Monday, January 18, 2010

How to help Haiti



I have plotted remittances and aid for Haiti, as a share of GDP (the aid data is from the World Bank, and slightly different than the OECD data used in a previous post.)

In 2008 remittances were 18.7% of Haiti's GDP. In comparison foreign aid before the catastrophe was 10.4% of GDP. Agriculture is 28% of Haiti's GDP. These 3 sources of income are a combined 57% of Haiti's GDP.

They have one thing in common: they have a low (but not zero) marginal product of labor. Having more people will not make these sources of income go up proportionally.

Why would remittances not be affected by the number of people? The reason is that other countries limit Haitian immigration. According to Gallop about half of Haiti's population would emigrate if it could, one of the highest in the world. They have not emigrated because other countries limit how many Haitians they want to absorb.

Foreign aid is somewhat responsive to population, but far from proportional. Small poor countries tend to get more aid per capita.

More workers in agriculture certainly have some value, but again given how many people there are already in agriculture (two thirds of the labor force) more workers will not add much value. The scarce land limits the value of more labor.

Haiti's per capita GDP would be 43% higher if today's aid and remittances were shared on their 1960 population instead of their current population (assuming it aid and remittances were same, but ignoring agriculture).

The idea of population control has been discredited in rich countries. The reason is that with our institutions, wealth is produced by labor. More mouths also mean more hands, so per capita income is generally not related to population size. Since more people produce more ideas, growth may even increase with population size for rich countries.
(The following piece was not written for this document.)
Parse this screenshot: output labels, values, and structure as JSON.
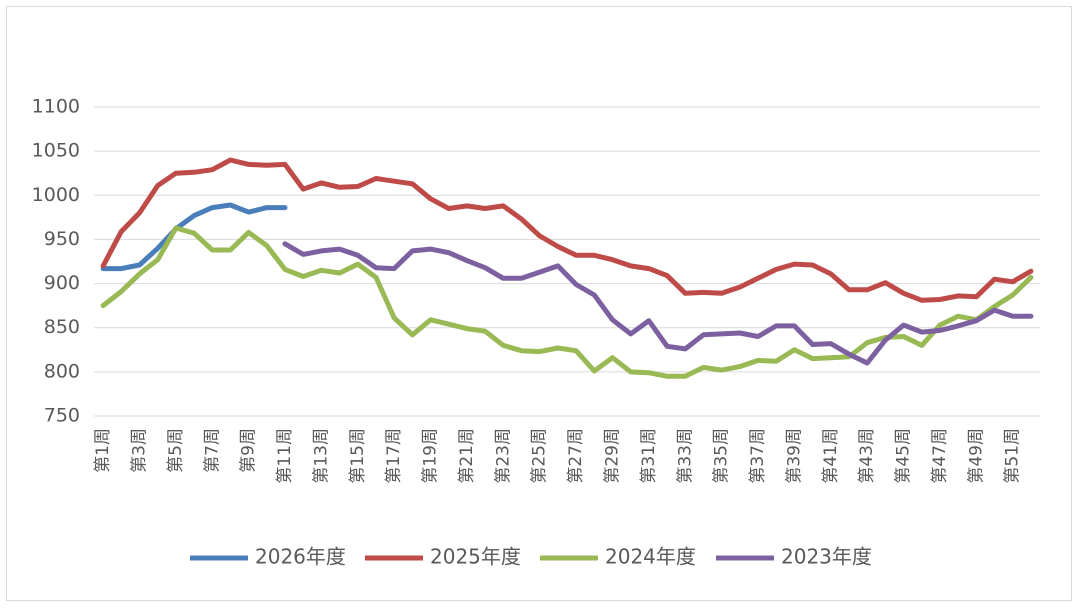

Furthermore, people like Paul Ehrlich helped damaged the reputation of population control through alarmist predictions that did not pan out (because for the world as a whole they were not true). But as is common in intellectual debates there has been an overreaction, with many economists now dismissing population entirely as a problem.

While Ehrlich was wrong in general, population growth harms the standard of living in some specific cases, namely countries where a large share of income is derived from fixed assets (in Haiti's case land, relatives abroad and the generosity of foreign nations). The most obvious case where more people reduces the average standard of living is Saudi Arabia.

Economists should be more flexible in their analysis of countries problems. Population control in not an issue in nations where there are good enough institutions to have a manufacturing sector, but a huge problem where fixed assets are an important source of wealth, such as Haiti.